The languages of the world differ in terms of the number and formal characteristics of their word types. In some languages, for example, there are adjectives or adverbs, in others not. In some languages nouns are case-marked, in others not. This is largely undisputed. A controversy that has been going on for quite some time is the question whether there are languages without noun/verb distinction.

What has not yet been investigated is whether this variability manifests itself in the formal differentiation of word types on the level of discourse. This question will be approached here from an information theory perspective. In view of information theory, we start from the hypothesis that the density of information in sentences is uniform across languages, but that there are language-specific patterns in the distribution of information among the various constituents of a sentence.

As one of the languages in which the syntactic differentiation of nouns and verbs is only very weak or not pronounced at all, Tagalog is worth investigating in comparison with German – as a representative of a language with a very clear noun/verb distinction – and with Indonesian as a language that is very similar to Tagalog in many respects, but makes a much clearer syntactic distinction between nouns and verbs.

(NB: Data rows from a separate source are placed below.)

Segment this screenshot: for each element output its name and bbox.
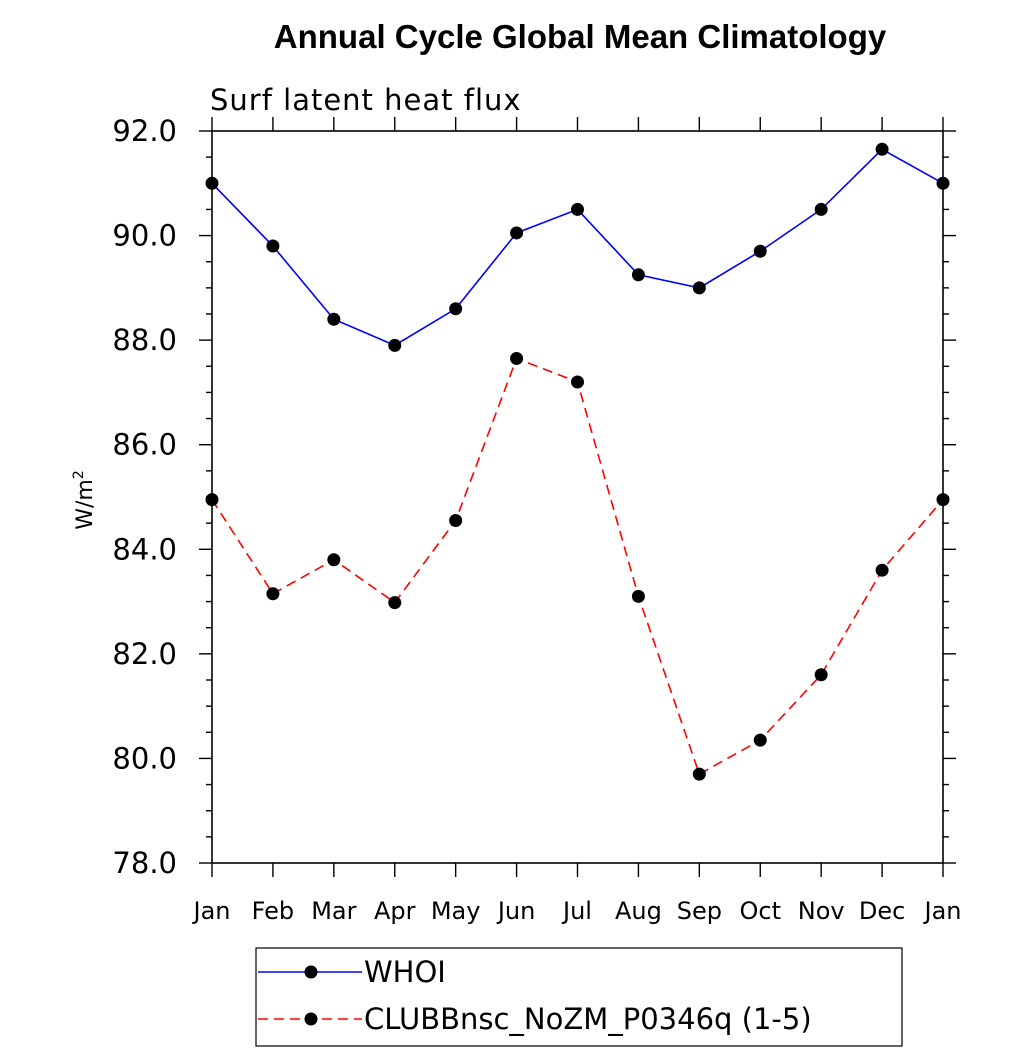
legend-box (255, 947, 903, 1047)
data-point (875, 563, 889, 577)
legend: WHOI CLUBBnsc_NoZM_P0346q (1-5) (255, 947, 903, 1047)
data-point (814, 668, 828, 682)
chart-title: Annual Cycle Global Mean Climatology (273, 18, 887, 55)
data-point (814, 202, 828, 216)
y-tick-label: 86.0 (112, 428, 177, 462)
y-tick-label: 90.0 (112, 219, 177, 253)
data-point (449, 514, 463, 528)
data-point (327, 312, 341, 326)
data-point (631, 589, 645, 603)
plot-frame (211, 130, 944, 864)
data-point (936, 176, 950, 190)
x-tick-label: Apr (374, 897, 416, 925)
chart-subtitle: Surf latent heat flux (210, 83, 522, 117)
series-layer (205, 142, 950, 781)
svg-text:W/m2: W/m2 (71, 470, 98, 530)
data-point (266, 587, 280, 601)
data-point (875, 142, 889, 156)
series-line (211, 357, 944, 776)
data-point (571, 375, 584, 389)
y-axis-label-group: W/m2 (71, 470, 98, 530)
y-tick-label: 82.0 (112, 637, 177, 671)
y-tick-label: 92.0 (112, 114, 177, 148)
data-point (936, 493, 950, 507)
y-tick-label: 88.0 (112, 323, 177, 357)
data-point (266, 239, 280, 253)
x-tick-label: Jul (561, 897, 592, 925)
y-tick-label: 84.0 (112, 532, 177, 566)
y-tick-label: 80.0 (112, 741, 177, 775)
y-axis-label: W/m (73, 479, 98, 530)
data-point (449, 302, 463, 316)
data-point (205, 176, 219, 190)
y-axis-label-superscript: 2 (71, 470, 87, 479)
data-point (692, 767, 706, 781)
x-tick-label: Jan (192, 897, 231, 925)
data-point (753, 244, 767, 258)
x-tick-label: Dec (859, 897, 905, 925)
legend-marker (304, 965, 318, 979)
x-tick-label: Nov (798, 897, 845, 925)
x-tick-label: Aug (615, 897, 662, 925)
legend-label: WHOI (364, 955, 446, 989)
plot-border (211, 130, 944, 864)
data-point (510, 351, 524, 365)
series-line (211, 148, 944, 347)
data-point (388, 338, 402, 352)
x-tick-label: Mar (311, 897, 356, 925)
data-point (388, 596, 402, 610)
data-point (205, 493, 219, 507)
data-point (692, 281, 706, 295)
x-tick-label: Feb (252, 897, 295, 925)
legend-label: CLUBBnsc_NoZM_P0346q (1-5) (364, 1002, 812, 1036)
data-point (753, 733, 767, 747)
y-axis: 78.0 80.0 82.0 84.0 86.0 88.0 90.0 92.0 (112, 114, 956, 880)
data-point (510, 226, 524, 240)
y-tick-label: 78.0 (112, 846, 177, 880)
x-tick-label: Sep (677, 897, 722, 925)
series-2 (205, 351, 950, 781)
x-axis: Jan Feb Mar Apr May Jun Jul Aug Sep Oct Nov Dec Jan (192, 117, 962, 925)
legend-marker (304, 1012, 318, 1026)
data-point (571, 202, 584, 216)
series-1 (205, 142, 950, 352)
x-tick-label: Oct (740, 897, 782, 925)
data-point (327, 553, 341, 567)
x-tick-label: Jan (923, 897, 962, 925)
x-tick-label: May (431, 897, 481, 925)
x-tick-label: Jun (496, 897, 536, 925)
data-point (631, 268, 645, 282)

In our research project we are dealing with linguistics and computer science, and the noun/verb distinction in the three different languages is investigated using the information theory approach.

Objectives

Our key question is: Is linguistic information distributed differently in languages with little formal noun/verb distinction than in languages where there are clear syntactic and morphological differences? We investigate this question primarily using corpus data from the Tagalog. Tagalic data are compared with similarly obtained data from German and Indonesian.

Solution

The determination of the information content of target words (content words, especially object and action words) and their co-occurrences for the automatic generation of information maps of sentences in Tagalog, Indonesian and German is the central task of this project and the basis for answering the core question formulated above about the different distribution of information in languages with low formal noun/verb distinction and in languages with clear syntactic and morphological differences.

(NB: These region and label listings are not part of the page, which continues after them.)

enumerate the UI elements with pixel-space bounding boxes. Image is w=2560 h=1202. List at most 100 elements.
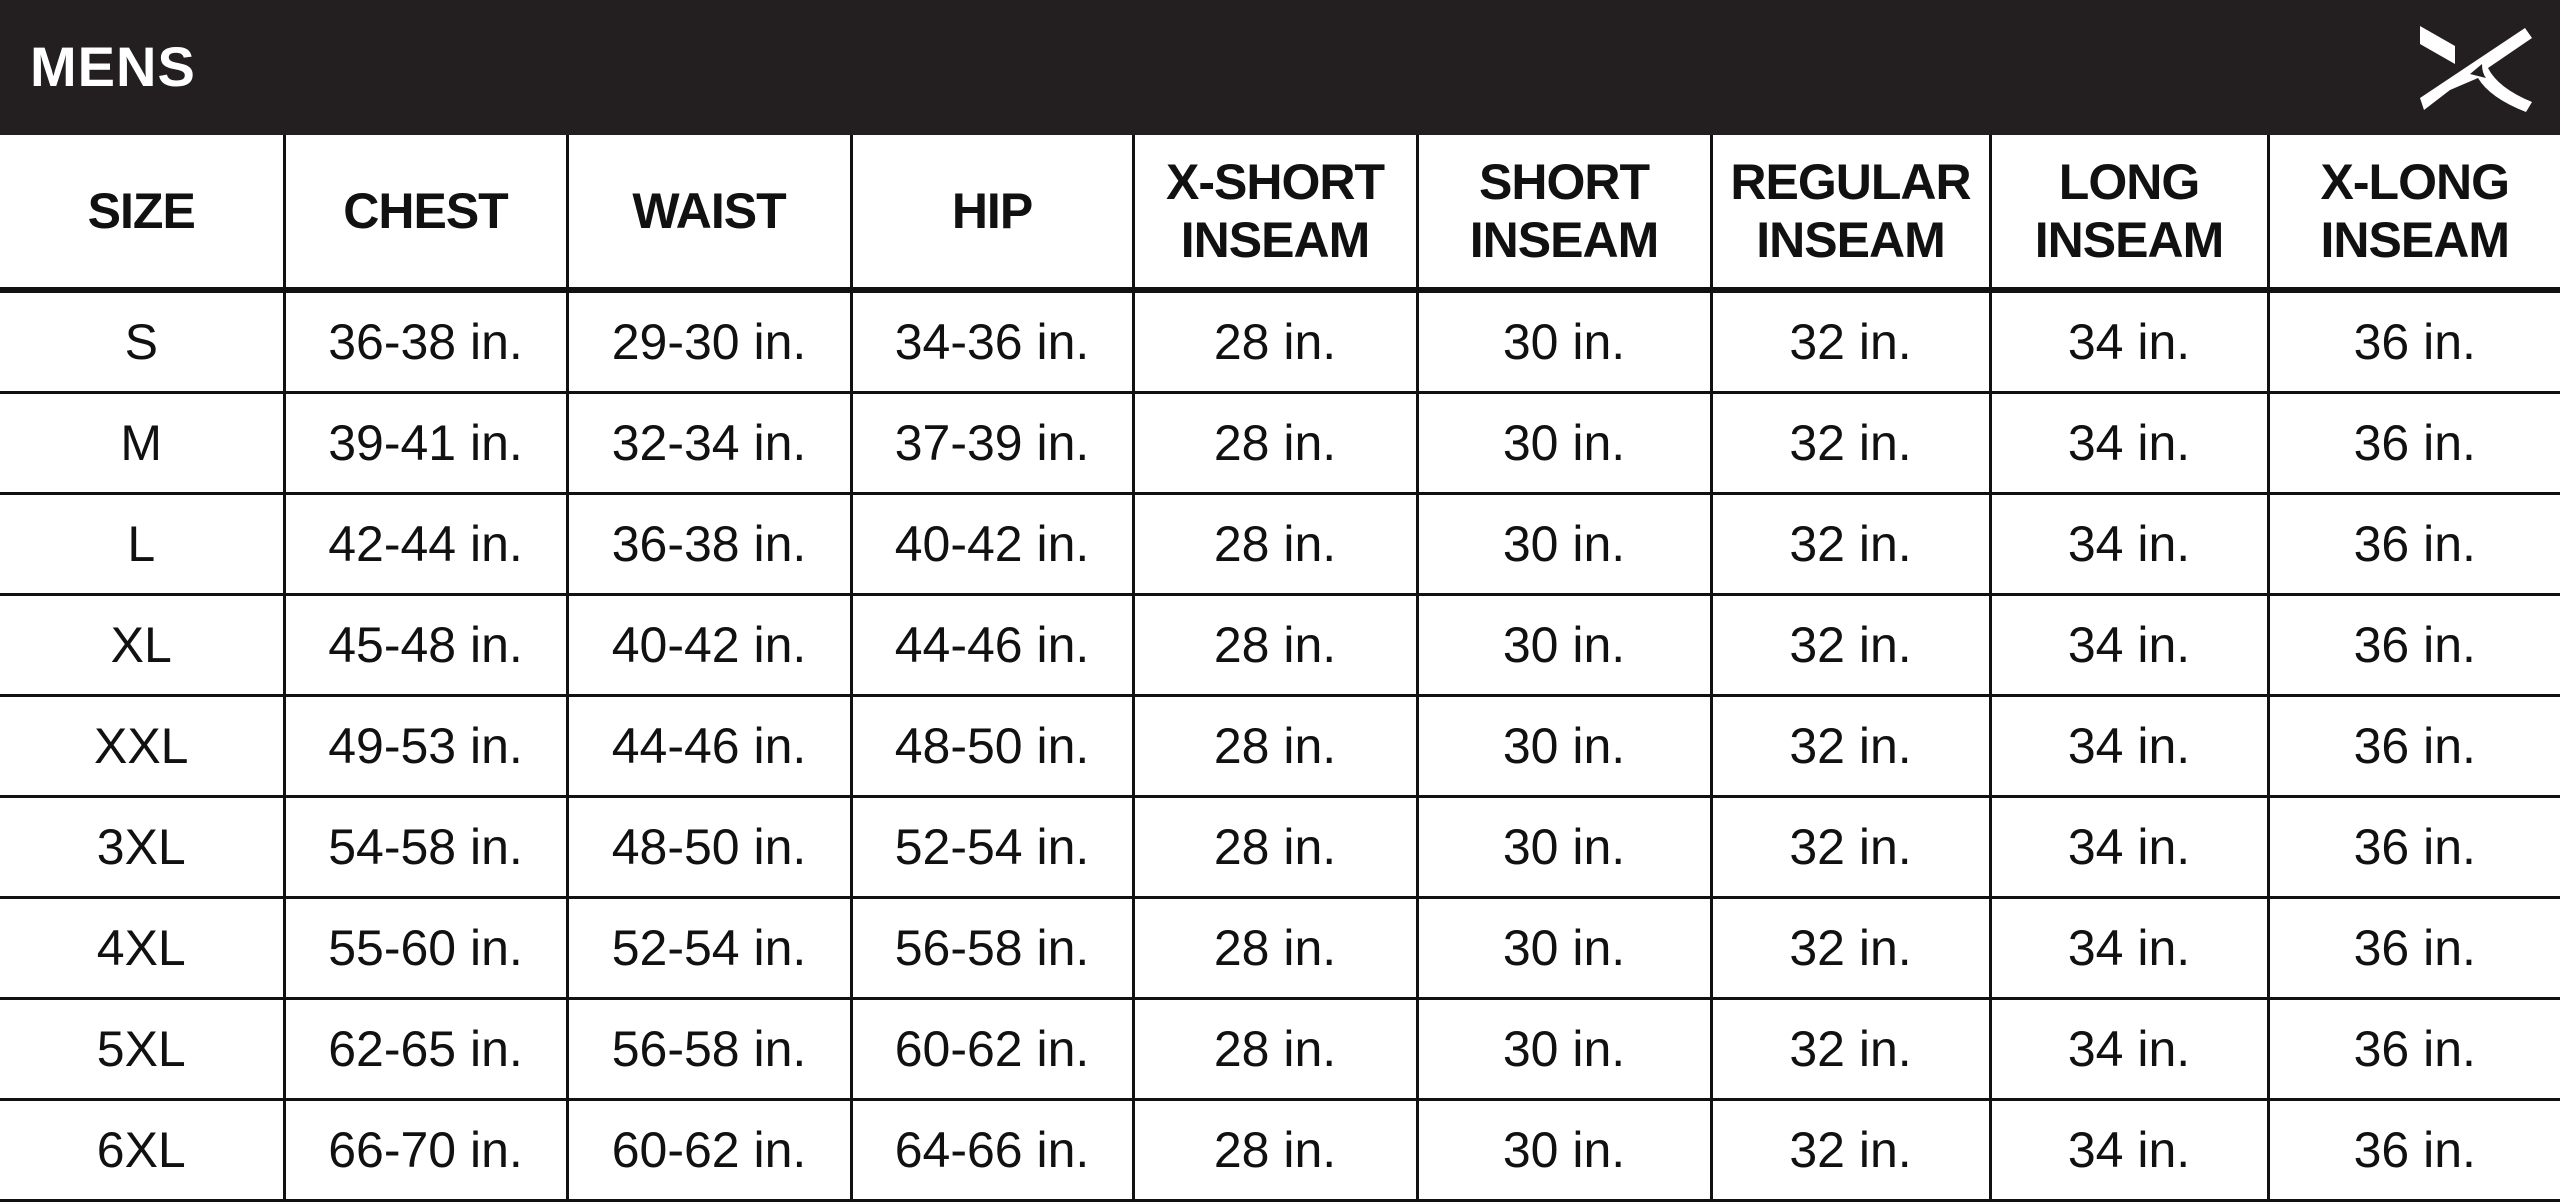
measurement-cell: 32 in. xyxy=(1709,997,1992,1101)
column-header: SIZE xyxy=(0,135,286,293)
measurement-cell: 36 in. xyxy=(2266,288,2560,394)
table-header-row: SIZE CHEST WAIST HIP X-SHORT INSEAM SHORT INS… xyxy=(0,135,2560,293)
measurement-cell: 56-58 in. xyxy=(565,997,853,1101)
column-header: CHEST xyxy=(282,135,569,293)
measurement-cell: 28 in. xyxy=(1131,288,1419,394)
measurement-cell: 30 in. xyxy=(1415,391,1713,495)
measurement-cell: 30 in. xyxy=(1415,288,1713,394)
measurement-cell: 56-58 in. xyxy=(849,896,1135,1000)
measurement-cell: 32 in. xyxy=(1709,896,1992,1000)
measurement-cell: 30 in. xyxy=(1415,1098,1713,1202)
table-row: L 42-44 in. 36-38 in. 40-42 in. 28 in. 30 in.… xyxy=(0,492,2560,596)
measurement-cell: 30 in. xyxy=(1415,896,1713,1000)
measurement-cell: 28 in. xyxy=(1131,593,1419,697)
header-bar: MENS xyxy=(0,0,2560,135)
measurement-cell: 36 in. xyxy=(2266,795,2560,899)
column-header: X-LONG INSEAM xyxy=(2266,135,2560,293)
table-row: 5XL 62-65 in. 56-58 in. 60-62 in. 28 in. 30 i… xyxy=(0,997,2560,1101)
size-chart-table: SIZE CHEST WAIST HIP X-SHORT INSEAM SHORT INS… xyxy=(0,135,2560,1202)
size-cell: 5XL xyxy=(0,997,286,1101)
measurement-cell: 29-30 in. xyxy=(565,288,853,394)
table-row: 4XL 55-60 in. 52-54 in. 56-58 in. 28 in. 30 i… xyxy=(0,896,2560,1000)
column-header: LONG INSEAM xyxy=(1988,135,2270,293)
measurement-cell: 28 in. xyxy=(1131,694,1419,798)
measurement-cell: 32 in. xyxy=(1709,694,1992,798)
measurement-cell: 40-42 in. xyxy=(565,593,853,697)
measurement-cell: 34 in. xyxy=(1988,694,2270,798)
measurement-cell: 66-70 in. xyxy=(282,1098,569,1202)
measurement-cell: 30 in. xyxy=(1415,694,1713,798)
column-header: WAIST xyxy=(565,135,853,293)
measurement-cell: 28 in. xyxy=(1131,896,1419,1000)
measurement-cell: 34 in. xyxy=(1988,1098,2270,1202)
measurement-cell: 28 in. xyxy=(1131,492,1419,596)
size-cell: L xyxy=(0,492,286,596)
size-cell: S xyxy=(0,288,286,394)
measurement-cell: 64-66 in. xyxy=(849,1098,1135,1202)
measurement-cell: 32 in. xyxy=(1709,391,1992,495)
measurement-cell: 55-60 in. xyxy=(282,896,569,1000)
table-row: 3XL 54-58 in. 48-50 in. 52-54 in. 28 in. 30 i… xyxy=(0,795,2560,899)
measurement-cell: 36 in. xyxy=(2266,694,2560,798)
measurement-cell: 40-42 in. xyxy=(849,492,1135,596)
measurement-cell: 34 in. xyxy=(1988,997,2270,1101)
measurement-cell: 48-50 in. xyxy=(565,795,853,899)
table-row: S 36-38 in. 29-30 in. 34-36 in. 28 in. 30 in.… xyxy=(0,288,2560,394)
table-row: M 39-41 in. 32-34 in. 37-39 in. 28 in. 30 in.… xyxy=(0,391,2560,495)
column-header: SHORT INSEAM xyxy=(1415,135,1713,293)
measurement-cell: 34 in. xyxy=(1988,288,2270,394)
size-cell: 4XL xyxy=(0,896,286,1000)
measurement-cell: 60-62 in. xyxy=(565,1098,853,1202)
measurement-cell: 30 in. xyxy=(1415,997,1713,1101)
measurement-cell: 34 in. xyxy=(1988,391,2270,495)
measurement-cell: 32 in. xyxy=(1709,492,1992,596)
size-cell: XXL xyxy=(0,694,286,798)
measurement-cell: 45-48 in. xyxy=(282,593,569,697)
measurement-cell: 62-65 in. xyxy=(282,997,569,1101)
measurement-cell: 37-39 in. xyxy=(849,391,1135,495)
measurement-cell: 34 in. xyxy=(1988,492,2270,596)
measurement-cell: 34 in. xyxy=(1988,795,2270,899)
measurement-cell: 30 in. xyxy=(1415,593,1713,697)
measurement-cell: 44-46 in. xyxy=(565,694,853,798)
measurement-cell: 28 in. xyxy=(1131,795,1419,899)
brand-x-logo-icon xyxy=(2420,26,2532,112)
measurement-cell: 28 in. xyxy=(1131,997,1419,1101)
measurement-cell: 34 in. xyxy=(1988,896,2270,1000)
measurement-cell: 36 in. xyxy=(2266,593,2560,697)
table-row: XXL 49-53 in. 44-46 in. 48-50 in. 28 in. 30 i… xyxy=(0,694,2560,798)
measurement-cell: 36 in. xyxy=(2266,492,2560,596)
measurement-cell: 49-53 in. xyxy=(282,694,569,798)
size-cell: 6XL xyxy=(0,1098,286,1202)
measurement-cell: 60-62 in. xyxy=(849,997,1135,1101)
measurement-cell: 39-41 in. xyxy=(282,391,569,495)
table-row: XL 45-48 in. 40-42 in. 44-46 in. 28 in. 30 in… xyxy=(0,593,2560,697)
measurement-cell: 44-46 in. xyxy=(849,593,1135,697)
size-cell: 3XL xyxy=(0,795,286,899)
measurement-cell: 32 in. xyxy=(1709,795,1992,899)
measurement-cell: 36-38 in. xyxy=(282,288,569,394)
measurement-cell: 30 in. xyxy=(1415,492,1713,596)
column-header: X-SHORT INSEAM xyxy=(1131,135,1419,293)
table-row: 6XL 66-70 in. 60-62 in. 64-66 in. 28 in. 30 i… xyxy=(0,1098,2560,1202)
measurement-cell: 36 in. xyxy=(2266,896,2560,1000)
measurement-cell: 32 in. xyxy=(1709,1098,1992,1202)
measurement-cell: 28 in. xyxy=(1131,1098,1419,1202)
measurement-cell: 34-36 in. xyxy=(849,288,1135,394)
column-header: HIP xyxy=(849,135,1135,293)
measurement-cell: 48-50 in. xyxy=(849,694,1135,798)
measurement-cell: 32-34 in. xyxy=(565,391,853,495)
measurement-cell: 52-54 in. xyxy=(565,896,853,1000)
measurement-cell: 42-44 in. xyxy=(282,492,569,596)
page-title: MENS xyxy=(30,35,196,98)
measurement-cell: 30 in. xyxy=(1415,795,1713,899)
measurement-cell: 28 in. xyxy=(1131,391,1419,495)
measurement-cell: 32 in. xyxy=(1709,288,1992,394)
measurement-cell: 32 in. xyxy=(1709,593,1992,697)
measurement-cell: 34 in. xyxy=(1988,593,2270,697)
size-cell: XL xyxy=(0,593,286,697)
measurement-cell: 54-58 in. xyxy=(282,795,569,899)
measurement-cell: 36 in. xyxy=(2266,997,2560,1101)
measurement-cell: 52-54 in. xyxy=(849,795,1135,899)
measurement-cell: 36 in. xyxy=(2266,391,2560,495)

For the German language there are already dependency parsers that can be used to create an information map. For Indonesian, a parser is already available which we can try out with 5000 sentences from the Universal Dependencies Treebank. As an alternative for Indonesian, a parser model of about 10000 – 15000 will be manually annotated. For Tagalog we don’t have a model for dependency parsers and therefore about 15,000 sentences from “ Normgrößenkorpora” are to be manually annotated as a model. Then we feed the manually generated model into a parser for Tagalog. Leipzig corpora are then automatically annotated with the parsers of the three languages to form information maps.

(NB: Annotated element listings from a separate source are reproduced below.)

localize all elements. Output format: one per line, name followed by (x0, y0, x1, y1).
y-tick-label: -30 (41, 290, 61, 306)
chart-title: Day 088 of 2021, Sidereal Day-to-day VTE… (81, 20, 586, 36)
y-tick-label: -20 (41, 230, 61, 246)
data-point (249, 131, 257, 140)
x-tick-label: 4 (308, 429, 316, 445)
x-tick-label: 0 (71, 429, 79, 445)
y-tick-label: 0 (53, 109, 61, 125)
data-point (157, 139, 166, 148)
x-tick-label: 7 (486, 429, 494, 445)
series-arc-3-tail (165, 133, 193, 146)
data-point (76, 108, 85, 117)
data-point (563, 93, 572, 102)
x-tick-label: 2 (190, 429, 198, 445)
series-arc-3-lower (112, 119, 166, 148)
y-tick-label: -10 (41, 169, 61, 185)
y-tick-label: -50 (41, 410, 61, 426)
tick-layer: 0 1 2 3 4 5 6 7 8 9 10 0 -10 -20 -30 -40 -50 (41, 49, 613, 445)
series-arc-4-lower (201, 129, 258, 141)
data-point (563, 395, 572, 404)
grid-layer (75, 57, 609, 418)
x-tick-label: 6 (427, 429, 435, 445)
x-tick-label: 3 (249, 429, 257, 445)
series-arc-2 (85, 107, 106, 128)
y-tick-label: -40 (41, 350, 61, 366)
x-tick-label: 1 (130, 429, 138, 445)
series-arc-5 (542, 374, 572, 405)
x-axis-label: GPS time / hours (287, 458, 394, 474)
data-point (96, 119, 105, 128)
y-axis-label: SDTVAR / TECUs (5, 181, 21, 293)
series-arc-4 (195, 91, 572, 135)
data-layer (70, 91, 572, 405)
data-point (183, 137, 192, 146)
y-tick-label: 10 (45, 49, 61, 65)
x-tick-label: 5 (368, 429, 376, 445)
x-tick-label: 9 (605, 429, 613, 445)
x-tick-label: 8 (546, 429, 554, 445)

On the basis of the formed information maps, word types are classified into default and non-default forms and the distances or divergences of the information map of the three languages are determined with the measures such as cosine distance, Euclidean distance and Kullback-Leibler divergence.

Challenges

The project is highly risky to the extent that the project does not provide any evidence for the hypothesis that the distribution of information differs among languages with varying degrees of word type differentiation. Even such a negative result would certainly be a gain in knowledge. In this case, the project would conclude with considerations as to whether and, if so, how the fundamental question can be investigated more promisingly.